Tight deadlines and unwieldy turnaround times have brought an air of desperation to the derivatives market in recent months. But a collective surge for the easiest looking answers could, counterproductively, exacerbate the systemic risks of an already fast-growing repo business and drive firms into a whole other realm of regulatory woe.
Major dealers are already in a race to meet the likely January rollout of EU initial margin requirements for uncleared derivative trades, with Europe and much of Asia playing catch up on the US, Canada and Japan following their implementation of the rules on September 1.
But a March 1 global deadline to begin posting and collecting variation margin on trades will present a bigger regulatory hurdle ahead for the derivatives industry as it will bring in a wider array of market participants. Bankers and lawyers have cited a worrying lack of preparedness among most pension fund managers and insurance companies to meet this implementation timeline, raising the prospects of stress and disaster in the months to come.
But even that high octane scramble may only be the start of the industry’s collateral nightmare.
That is because of the choice of collateral that everyone is choosing to satisfy the margin requirements. Although various forms of collateral are deemed acceptable for use under the rules, US and European regulators’ insistence on margin being presented within one day of a trade mean that the market is fixated on what is most liquid and quickly transferable. As such, it is widely observed that cash – and mainly US dollars – ‘is king’.
To get their hands on dollars, firms on both the buy and sell-sides are increasingly turning to repurchase agreements. Bankers are witnessing a surge of enquiries to open up new repo lines, as firms look to use their portfolios of assets to obtain cash.
While such observations may bode well for the March 1 deadline — in as much as they suggest an attempt at preparedness — they put the derivatives industry on a collision course with regulators in another big systemic risk battle.
Regulators such as the European Securities and Markets Authority (ESMA) have suggested that over-use of securities finance transactions (SFTs) such as repos will lead to a build-up of leverage that could threaten financial stability. As such, they are working on a Regulation on Transparency of Securities Financing Transactions (known as SFTR).
This law, proposed by the European Commission in January 2014, aims to improve the transparency of securities financing transactions in the shadow banking sector. These rules, which are in line with G20 leaders’ commitment to bringing greater transparency to financial markets, also hope to identify the risks of these transactions and their magnitude.

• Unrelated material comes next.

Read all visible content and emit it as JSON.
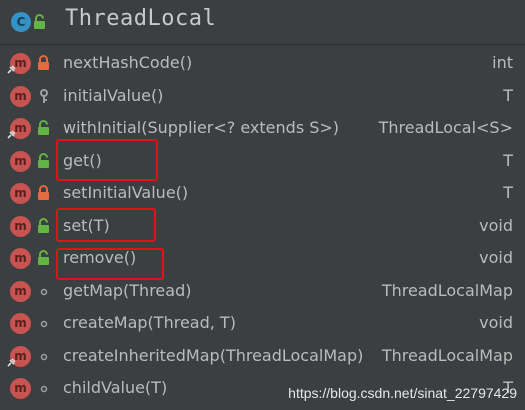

The SFTR will require both financial and non-financial market participants to report details of their SFTs to an approved EU trade repository. These details will include the composition of the collateral, whether the collateral is available for reuse or has been reused, the substitution of collateral at the end of the day and the haircuts applied.
ESMA’s consultation on the rules is open for feedback until November 30. ESMA will use this feedback to finalise its draft technical standards and submit these to the European Commission for endorsement by the end of the first quarter or beginning of the second quarter next year.
As anyone who has witnessed Europe’s progress on margin rules will note, this entails a very tight timeline for the European Commission and parliament to approve the SFTR before they move to finalised implementation from the start of 2018.
And the more people use repo to get their hands on dollars in the meantime, the more they are going to become subject to the vagaries and stresses of that timeline. Regulators and market participants need to wise up to this now, before it is too late.